The couple have been employing a full-time nanny, although Carlos regrets what he describes as "subcontracting the upbringing of our kids to a third party . . . The quality is not the same". He spends, he says, less time with his family than he would like to: "The emphasis on productivity means increasing demands on my time . . . Often I will go back to work after putting the kids to bed."

What about the possibility of moving on? Carlos recently turned down a "good job offer in the United States that would have paid two-and-a-half times more" than his current salary, because the location would not have suited the family. He has also, in the past, turned down job offers in Mexico; at the time, universities there were not well enough equipped for his kind of research. Susan -- who is after all a Latin-American specialist -- admits that "the relationship of Mexico to our lives is an unresolved issue . . . . We have a vast family there that we only see intermittently".

But, she adds: "I spent a long period allowing Carlos's work to take us from one place to another, and although I feel I've benefited a great deal from many of these moves, I don't want to be in that kind of position again."

The Hollises

It was in Berkeley, California, in the early 1960s that Martin Hollis met Patricia Wells. They were both British students, in America on Harkness fellowships. "We sat in a coffee shop,'' recalls Martin, "eating peppermint ice cream and playing a form of intellectual tennis, as the sun set in the West like a giant Coca-Cola sign."

For a while it may have appeared that the Hollises would not be an academic couple at all, as Martin Hollis joined the Foreign Office after his return from the United States. But, frustrated after a year in which he had been sent to learn German and then posted to Moscow, he left to become a lecturer in philosophy at Balliol, while Patricia -- by now Mrs Hollis -- was working on her doctorate, in politics, at Nuffield College nearby.

That doctorate was completed in 1967, at which point the Hollises had to decide where to go next. "We chose Norwich more or less by sticking a pin in the map,'' says Martin. "We applied for separate posts in separate schools at UEA." He was the first of the two to secure a lectureship; they then spent the Christmas and New Year of 1966-67 "wondering if Patricia would get a job too'' before hearing the good news.

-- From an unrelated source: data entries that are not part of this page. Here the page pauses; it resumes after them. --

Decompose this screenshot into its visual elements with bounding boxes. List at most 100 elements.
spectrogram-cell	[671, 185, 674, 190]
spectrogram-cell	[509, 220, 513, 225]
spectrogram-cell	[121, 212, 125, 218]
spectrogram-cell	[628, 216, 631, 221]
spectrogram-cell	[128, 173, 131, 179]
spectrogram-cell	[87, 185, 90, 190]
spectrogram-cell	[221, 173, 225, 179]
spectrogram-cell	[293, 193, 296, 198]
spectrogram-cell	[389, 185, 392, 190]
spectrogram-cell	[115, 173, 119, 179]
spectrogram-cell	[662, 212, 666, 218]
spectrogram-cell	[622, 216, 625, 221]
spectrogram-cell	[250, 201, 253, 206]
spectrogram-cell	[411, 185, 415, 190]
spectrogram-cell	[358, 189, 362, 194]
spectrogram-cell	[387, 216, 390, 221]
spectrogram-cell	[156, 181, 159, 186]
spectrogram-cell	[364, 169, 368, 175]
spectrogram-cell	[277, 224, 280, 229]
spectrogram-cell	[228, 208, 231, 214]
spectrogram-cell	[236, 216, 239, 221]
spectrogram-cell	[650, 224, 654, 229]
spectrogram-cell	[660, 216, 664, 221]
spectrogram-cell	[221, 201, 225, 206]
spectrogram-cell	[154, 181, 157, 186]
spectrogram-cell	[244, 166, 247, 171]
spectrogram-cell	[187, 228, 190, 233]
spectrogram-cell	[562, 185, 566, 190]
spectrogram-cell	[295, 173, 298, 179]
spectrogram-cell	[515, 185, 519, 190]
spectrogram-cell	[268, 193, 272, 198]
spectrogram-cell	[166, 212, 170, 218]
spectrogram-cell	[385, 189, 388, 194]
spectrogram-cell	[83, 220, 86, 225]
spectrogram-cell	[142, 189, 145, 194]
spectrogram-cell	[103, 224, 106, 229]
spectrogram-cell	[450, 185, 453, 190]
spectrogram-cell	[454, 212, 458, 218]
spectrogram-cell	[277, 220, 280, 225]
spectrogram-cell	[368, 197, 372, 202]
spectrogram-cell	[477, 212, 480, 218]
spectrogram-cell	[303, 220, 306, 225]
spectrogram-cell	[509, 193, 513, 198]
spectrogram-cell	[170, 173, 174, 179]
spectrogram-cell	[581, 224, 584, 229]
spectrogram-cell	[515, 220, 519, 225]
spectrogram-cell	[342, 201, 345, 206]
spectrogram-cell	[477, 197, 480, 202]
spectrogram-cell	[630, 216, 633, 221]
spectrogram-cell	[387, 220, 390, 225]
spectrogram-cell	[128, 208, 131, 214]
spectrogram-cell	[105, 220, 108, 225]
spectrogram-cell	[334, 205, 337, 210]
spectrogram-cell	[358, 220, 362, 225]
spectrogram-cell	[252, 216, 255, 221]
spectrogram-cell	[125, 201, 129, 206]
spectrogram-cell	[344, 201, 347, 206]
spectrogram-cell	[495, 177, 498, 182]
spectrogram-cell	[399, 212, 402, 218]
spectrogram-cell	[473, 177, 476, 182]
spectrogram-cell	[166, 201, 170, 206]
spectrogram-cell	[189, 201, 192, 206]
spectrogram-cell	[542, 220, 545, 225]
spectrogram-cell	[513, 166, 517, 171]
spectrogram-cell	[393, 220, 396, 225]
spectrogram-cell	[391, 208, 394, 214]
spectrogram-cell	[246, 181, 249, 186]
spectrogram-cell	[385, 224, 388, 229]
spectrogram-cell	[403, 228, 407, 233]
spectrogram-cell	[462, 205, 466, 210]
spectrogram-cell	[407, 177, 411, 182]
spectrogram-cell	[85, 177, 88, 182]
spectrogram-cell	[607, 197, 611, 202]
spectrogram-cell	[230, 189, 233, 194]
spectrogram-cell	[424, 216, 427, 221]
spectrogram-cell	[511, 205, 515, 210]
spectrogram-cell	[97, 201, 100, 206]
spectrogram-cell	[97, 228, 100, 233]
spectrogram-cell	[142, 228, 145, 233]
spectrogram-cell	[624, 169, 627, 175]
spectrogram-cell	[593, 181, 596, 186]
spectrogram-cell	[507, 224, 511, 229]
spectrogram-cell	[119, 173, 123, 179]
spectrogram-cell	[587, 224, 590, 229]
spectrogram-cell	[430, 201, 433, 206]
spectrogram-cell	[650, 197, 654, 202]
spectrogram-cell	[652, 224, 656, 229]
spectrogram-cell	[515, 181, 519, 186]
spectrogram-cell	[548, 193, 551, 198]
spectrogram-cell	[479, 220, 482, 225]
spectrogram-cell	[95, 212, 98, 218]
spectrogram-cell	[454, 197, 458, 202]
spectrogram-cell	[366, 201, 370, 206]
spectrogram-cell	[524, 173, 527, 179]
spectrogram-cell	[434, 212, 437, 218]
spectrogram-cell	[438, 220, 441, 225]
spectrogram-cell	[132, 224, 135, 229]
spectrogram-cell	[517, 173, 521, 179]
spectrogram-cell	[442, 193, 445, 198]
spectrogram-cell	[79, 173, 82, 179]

"What you must emphasise is that we were a couple coming to a new university and we were in on the ground floor," says Patricia -- now Baroness Hollis. In those early days "there was a sense of sheer excitement that made everything possible''. Small wonder, then, that they have developed a loyalty to UEA, and have resisted all job offers that might have separated them from Norwich, or from each other. "We have been asked to move as individuals," says Patricia, "but we have loved Norwich too much."

Martin Hollis is now UEA's pro-vice chancellor, while his wife's local political activity culminated in a five-year spell as leader of Norwich City Council, from 1983 to 1988 -- hence the life peerage. She was also dean of UEA's school of English and American Studies for three years, and still teaches one day a week at the university.

Soon after they settled in Norwich, Patricia's parents moved down and were thus on hand when the Hollises' two sons, Simon and Matthew, were young. "Thanks to them, I was able to go back to teaching ten days after Matthew's birth," recalls Patricia.

Have the Hollises collaborated in their academic work? Working in neighbouring fields -- politics and philosophy -- they have had some opportunities to do things together. Baroness Hollis instances a course that the two of them ran, on Reason and Revolution. "You taught the reason, I taught the revolution," she reminds her husband.